Based on the mosaic plot, survival is not independent on whether or not the patient got the transplant. The patients that got the transplant have the longer lifespan.

  1. What do the box plots below suggest about the efficacy (effectiveness) of the heart transplant treatment.

The box plots show that patients that got the heart transplant treatment have increased lifespan compared to the ones that didnt received the treatment.

  1. What proportion of patients in the treatment group and what proportion of patients in the control group died?
#proportion of patients in the treatment group that died
T_prop<-subset(heartTr, heartTr$transplant=="treatment", select=c("survived"))
summary(T_prop)
##   survived 
##  alive:24  
##  dead :45

45/69

45/69
## [1] 0.6521739

65% of patients died in the treatment group.

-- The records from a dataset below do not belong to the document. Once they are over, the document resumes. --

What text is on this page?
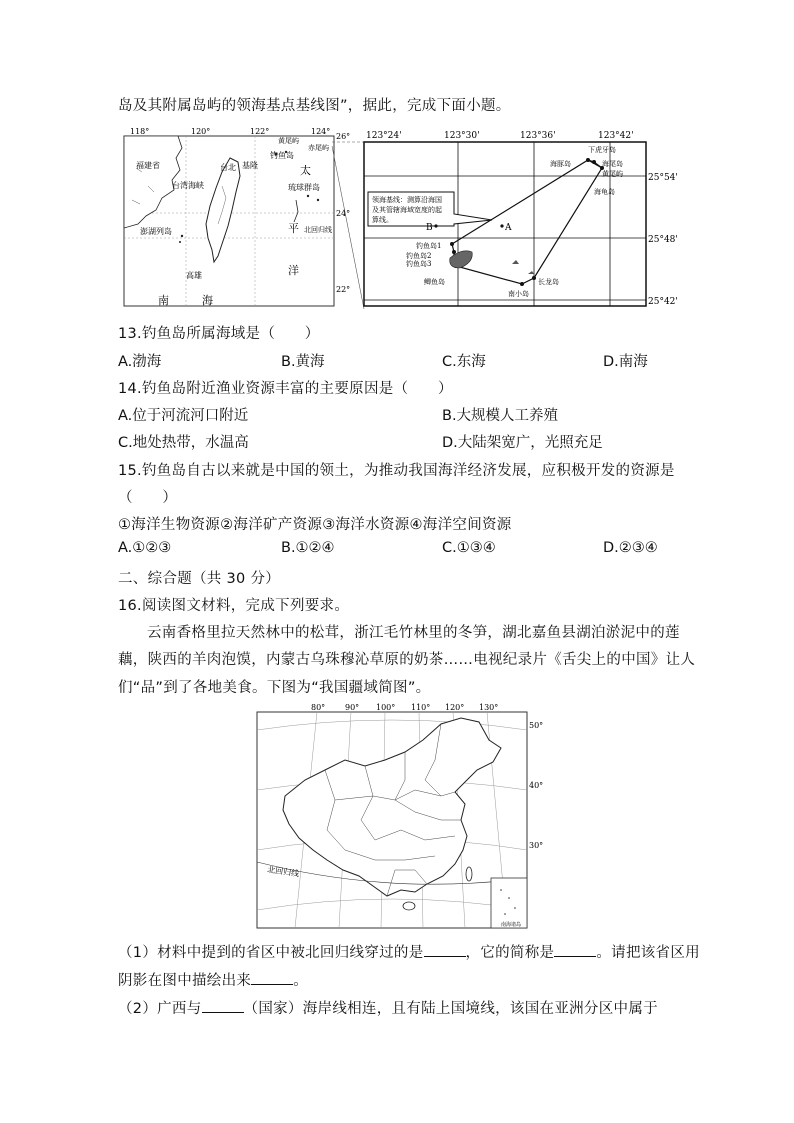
岛及其附属岛屿的领海基点基线图”，据此，完成下面小题。
118°	120°	122°	124°
26°
24°
22°
福建省
台湾海峡
澎湖列岛
台北 基隆
高雄
黄尾屿
赤尾屿
钓鱼岛
琉球群岛
太
平
洋
北回归线
南	海
123°24'	123°30'	123°36'	123°42'
25°54'
25°48'
25°42'
领海基线：测算沿海国
及其管辖海域宽度的起
算线。
B	A
下虎牙岛
海豚岛	海尾岛
黄尾屿
海龟岛
钓鱼岛1
钓鱼岛2
钓鱼岛3
鲫鱼岛
南小岛
长龙岛
13.钓鱼岛所属海域是（　　）
A.渤海	B.黄海	C.东海	D.南海
14.钓鱼岛附近渔业资源丰富的主要原因是（　　）
A.位于河流河口附近	B.大规模人工养殖
C.地处热带，水温高	D.大陆架宽广，光照充足
15.钓鱼岛自古以来就是中国的领土，为推动我国海洋经济发展，应积极开发的资源是
（　　）
①海洋生物资源②海洋矿产资源③海洋水资源④海洋空间资源
A.①②③	B.①②④	C.①③④	D.②③④
二、综合题（共 30 分）
16.阅读图文材料，完成下列要求。
云南香格里拉天然林中的松茸，浙江毛竹林里的冬笋，湖北嘉鱼县湖泊淤泥中的莲
藕，陕西的羊肉泡馍，内蒙古乌珠穆沁草原的奶茶……电视纪录片《舌尖上的中国》让人
们“品”到了各地美食。下图为“我国疆域简图”。
80° 90° 100° 110° 120° 130°
50°
40°
30°
北回归线
南海诸岛
（1）材料中提到的省区中被北回归线穿过的是	，它的简称是	。请把该省区用
阴影在图中描绘出来	。
（2）广西与	（国家）海岸线相连，且有陆上国境线，该国在亚洲分区中属于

#proportion of patients in the control group that died
C_prop<-subset(heartTr, heartTr$transplant=="control", select=c("survived"))
summary(C_prop)
##   survived 
##  alive: 4  
##  dead :30

30/34

30/34
## [1] 0.8823529

88% of the patients in the control group died.

  1. One approach for investigating whether or not the treatment is effective is to use a randomization technique.
  1. What are the claims being tested?

The claims being tested are whether patients receiving transplants will have a better survival rates and increased lifespan than patients that did not.

  1. The paragraph below describes the set up for such approach, if we were to do it without using statistical software. Fill in the blanks with a number or phrase, whichever is appropriate.

We write alive on 28____ cards representing patients who were alive at the end of the study, and dead on 75_ cards representing patients who were not. Then, we shuffle these cards and split them into two groups: one group of size 69__ representing treatment, and another group of size 34__ representing control. We calculate the difference between the proportion of dead cards in the treatment and control groups (treatment - control) and record this value. We repeat this 100 times to build a distribution centered at 0_. Lastly, we calculate the fraction of simulations where the simulated differences in proportions are 0.2302_____. If this fraction is low, we conclude that it is unlikely to have observed such an outcome by chance and that the null hypothesis should be rejected in favor of the alternative.

  1. What do the simulation results shown below suggest about the effectiveness of the transplant program? The results show a difference of 0.2302 which is unlikely to happen, so the initial hypothesis should be rejected.